神と人間の対立がこのような形であらわになると、罪もまたはっきりとした姿を現します。通常、人間はその本性が神の意思に対立していると意識していませんし、対立しているという事実を隠して生きています。自分の本質の深淵について、必ずしも、いつも認識しているわけではありません。しかし、彼は、「あなたはわたしたちの罪を御前に 隠れた罪を御顔の光の中におかれます」(8節)と告白し、神の御前には、私たちの隠れた神の意思に対立した生の願望があることを認めます。そして、それがどれほど大きく強い願望であっても、神の御前に罪として、御顔の光の中におかれている、というのであります。

神がいますところ、神の要求が聞こえてきますが、そこでは個々の隠された罪のみならず、自分自身の意思を貫き通そうとする人間の根本的な態度が、その本質からして罪であるということが明らかにされます。

人は神の御前に立つとき、同時に、審きの下に立つのです。
私たちは神の意思によって測られるとき、その生の内側の空虚さと無とが明白になります。私たちはその人生において、できれば自分の意思で生きたいと願い、自分の快楽を追求し、永遠に続かないと知りつつも、その事を欲します。しかし、その願望は半ばで失望に終わります。こういう人間の努力に対して神が置く境界線は、死という現実であります。

詩人は、その現実を10節において歌っています。
しかし、この現実を何となく無関心で過ごしたり、避けて通ろうとする人間が実に多いことを詩人は知っています。そこにまさしく人間の罪があります。人間の現実の悲惨を見て、神を畏れる者に救いは近い。なぜなら、彼は神を信じ神に人生の意味を尋ねるようになるからです。

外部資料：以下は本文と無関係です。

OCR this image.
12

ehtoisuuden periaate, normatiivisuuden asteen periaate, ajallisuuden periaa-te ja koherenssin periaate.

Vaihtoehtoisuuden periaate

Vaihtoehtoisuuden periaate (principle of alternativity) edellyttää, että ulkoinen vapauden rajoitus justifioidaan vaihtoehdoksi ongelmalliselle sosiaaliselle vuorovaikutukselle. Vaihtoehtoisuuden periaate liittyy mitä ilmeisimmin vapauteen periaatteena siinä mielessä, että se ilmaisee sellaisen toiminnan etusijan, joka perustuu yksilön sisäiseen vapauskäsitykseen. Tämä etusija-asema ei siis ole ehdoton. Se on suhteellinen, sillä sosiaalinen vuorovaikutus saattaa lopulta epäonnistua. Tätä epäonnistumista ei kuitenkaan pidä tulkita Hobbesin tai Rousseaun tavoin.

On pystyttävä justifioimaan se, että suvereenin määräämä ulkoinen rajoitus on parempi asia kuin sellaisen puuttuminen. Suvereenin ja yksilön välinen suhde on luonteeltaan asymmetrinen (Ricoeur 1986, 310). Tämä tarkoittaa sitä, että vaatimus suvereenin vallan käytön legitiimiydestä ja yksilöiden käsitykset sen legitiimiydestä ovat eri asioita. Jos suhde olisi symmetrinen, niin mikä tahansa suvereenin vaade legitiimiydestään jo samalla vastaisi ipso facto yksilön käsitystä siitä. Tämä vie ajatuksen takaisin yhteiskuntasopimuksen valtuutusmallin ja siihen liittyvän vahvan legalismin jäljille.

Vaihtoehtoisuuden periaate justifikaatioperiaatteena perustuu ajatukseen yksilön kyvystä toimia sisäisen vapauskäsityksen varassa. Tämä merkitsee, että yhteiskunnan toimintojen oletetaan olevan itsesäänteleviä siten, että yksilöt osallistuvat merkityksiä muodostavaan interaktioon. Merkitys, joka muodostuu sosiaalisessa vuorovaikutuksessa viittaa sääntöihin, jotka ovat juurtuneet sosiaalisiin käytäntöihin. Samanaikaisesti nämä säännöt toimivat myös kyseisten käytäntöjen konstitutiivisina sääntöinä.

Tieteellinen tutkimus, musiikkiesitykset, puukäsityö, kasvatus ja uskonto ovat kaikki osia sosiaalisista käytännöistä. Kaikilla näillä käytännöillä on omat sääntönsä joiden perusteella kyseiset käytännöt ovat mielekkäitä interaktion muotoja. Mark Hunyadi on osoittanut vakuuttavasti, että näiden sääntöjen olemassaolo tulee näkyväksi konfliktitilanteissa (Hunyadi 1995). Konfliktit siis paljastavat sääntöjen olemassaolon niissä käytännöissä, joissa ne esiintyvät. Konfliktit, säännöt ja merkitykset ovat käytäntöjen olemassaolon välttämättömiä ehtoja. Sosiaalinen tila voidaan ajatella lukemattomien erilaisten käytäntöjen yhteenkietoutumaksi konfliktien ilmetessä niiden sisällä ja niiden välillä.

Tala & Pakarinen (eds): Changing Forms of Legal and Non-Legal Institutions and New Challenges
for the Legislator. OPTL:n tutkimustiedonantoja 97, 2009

彼は、神の意思を見ようとしなかった自己の罪を呵責なく断罪し、自己の希望にのみ生きようとした生き方を否定し、神の御腕の中に全く身を委ねる以外に、まことの信仰の道がないことを告白します。(11-12節)

自己否定の道は絶望に終わるのではなく、神にある喜びの道に繋がっています。しかし、この生き方を人間は自力で達することはできません。神御自身が新しい目と新しい生への力を与えてくださるのでなければ、人はそこに立つことができません。神の言葉が新しい目と新しい生への力を与える原動力となります。御言葉に己を委ね聞くところから新しい生が始まります。そこに立とうとして委ねる者には、神にある新しい生はすでにはじまっているのであります。

その信仰に立ったとき、彼には、神に祈ることが重要な課題となりました。人間は自ら生き方を変えることができない(それはあくまで神との関係において)と理解するなら、神の恵みと助けが必要となります。それには、祈りしかありません。祈りに没頭して何もしないというのではなく、人生全体を神への祈りとして神に向かっていく、そういう新しい生き方が課題となるのであります。

人間が生の喜ばしい肯定に至るには、神の恵みが必要であります。神の恵みなくして新しい一日ははじまらないのです。ここに祈りと神を礼拝する新しい人生がはじまるのであります。

13-17節には、そのような祈りによる神の恵みに生きる新しい生の姿が歌われています。

この信仰の新しい目と新しい生き方を知った詩人は、人生の黄昏を嘆くことなく、神の威光を仰ぐことを喜びとし、自分の願望からうまれる喜びではなく、「主の喜びがわたしたちの上にありますように」と祈り求めています。彼は、人生の実り、働きの確かさを、神の祝福に期待し祈ることによって、無常感を克服しています。

彼は、神の意思と祝福の下に立とうとする人間には、人から見てその人生がいかに無常に見えても、希望と喜びに満ちているし、反対に、どんなに立派そうな自覚的な生であったとしても、それは一瞬のうちに失われてしまうむなしいものでしかない、と語ります。人生の実相は、神の永遠の光の中におかないと見えないのであります。